Metadata Surveillance: Why the Government Needs to Know What you Ate for Breakfast

Stream: Panel 9 - Human Rights & Democracy: Metadata, Whistle-blowing, Privacy, and Law 
Date: Monday, 26 September 2016
Time: 11.30 am – 1.00 pm


Metadata collection and retention is an essential source of intelligence for agencies working in national security. Governments around the world have mandated data retention policies, implemented standards across government agencies, and have made legislative reforms to facilitate the sharing of metadata. I will introduce how metadata is used by national security agencies paying particular attention to Big Data analytics of bulk data-sets, the techniques used to minimise privacy concerns, then compare the legal and policy frameworks from Australia, Canada and the United Kingdom. The comparison will examine both procedural issues, legal restraints as well as privacy, oversight, transparency and other human rights concerns.

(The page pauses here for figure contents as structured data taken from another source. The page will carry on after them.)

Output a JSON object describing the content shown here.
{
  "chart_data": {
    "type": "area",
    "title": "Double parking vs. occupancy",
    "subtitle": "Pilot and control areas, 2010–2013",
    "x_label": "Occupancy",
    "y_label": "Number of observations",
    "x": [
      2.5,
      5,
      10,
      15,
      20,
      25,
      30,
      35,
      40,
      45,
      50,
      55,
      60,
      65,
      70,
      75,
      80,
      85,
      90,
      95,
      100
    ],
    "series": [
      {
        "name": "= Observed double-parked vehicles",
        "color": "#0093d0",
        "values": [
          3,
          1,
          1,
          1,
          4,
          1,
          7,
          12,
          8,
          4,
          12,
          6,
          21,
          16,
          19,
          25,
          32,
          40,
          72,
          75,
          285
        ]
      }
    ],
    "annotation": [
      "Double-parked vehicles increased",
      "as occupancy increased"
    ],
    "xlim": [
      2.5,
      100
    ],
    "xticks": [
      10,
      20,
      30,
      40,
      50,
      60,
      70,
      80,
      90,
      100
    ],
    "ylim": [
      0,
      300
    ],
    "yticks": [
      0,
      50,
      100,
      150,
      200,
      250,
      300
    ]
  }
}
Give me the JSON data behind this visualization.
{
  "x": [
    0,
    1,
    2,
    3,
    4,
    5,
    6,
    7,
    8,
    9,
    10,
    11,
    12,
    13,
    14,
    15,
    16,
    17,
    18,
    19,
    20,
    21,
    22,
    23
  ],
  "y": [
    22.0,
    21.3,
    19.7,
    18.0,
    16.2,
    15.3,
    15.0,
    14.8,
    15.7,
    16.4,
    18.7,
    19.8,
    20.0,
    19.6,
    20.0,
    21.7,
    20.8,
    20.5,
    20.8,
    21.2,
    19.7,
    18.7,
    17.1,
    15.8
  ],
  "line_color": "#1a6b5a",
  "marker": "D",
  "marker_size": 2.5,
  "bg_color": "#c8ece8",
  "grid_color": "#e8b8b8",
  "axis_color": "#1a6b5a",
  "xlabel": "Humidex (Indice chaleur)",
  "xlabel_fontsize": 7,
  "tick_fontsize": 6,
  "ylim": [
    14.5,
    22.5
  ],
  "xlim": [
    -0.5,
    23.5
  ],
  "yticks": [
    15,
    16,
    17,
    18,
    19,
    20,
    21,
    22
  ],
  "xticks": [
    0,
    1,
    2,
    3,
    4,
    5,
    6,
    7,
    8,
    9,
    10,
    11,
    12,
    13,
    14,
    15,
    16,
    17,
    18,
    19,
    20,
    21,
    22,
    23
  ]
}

Alana Maurushat (Presenter), UNSW Law
Dr Alana Maurushat, B.A. in Communications (University of Calgary), B.C.L.(McGill), LL.B. (McGill), LL.M. with Concentration in Law and Technology (University of Ottawa), PhD (University of New South Wales) is Senior Lecturer at the Faculty of Law, UNSW; Key Researcher on the D2DCRC – Big Data in National Security; and Senior Fellow with the new Australian CyberSecurity Centre for Research and Education at ADFA /UNSW. She is on the Board of Directors for the cybercrime company IFW. She has keynoted and presented at many conferences including CSI, AusCERT, High Tech Crime Conference and ISOI, and is in the media on a regular basis including 7:30 Report, 60 Minutes, ABC radio, and the Wall Street Journal. She has lectured in the fields of law, criminology, foreign policy, and computer science in Hong Kong, Canada, the United States, France, the United Kingdom and Australia. Alana has done consultancy work on cyber security, open data, big data, technology and civil liberties (freedom of expression, privacy and freedom of assembly) for both the Australian and Canadian governments, and for the NGO, Freedom House. Recent books include Disclosure of Security Vulnerabilities and two forthcoming books are Ethical Hacking (2016), and Botnets (2017).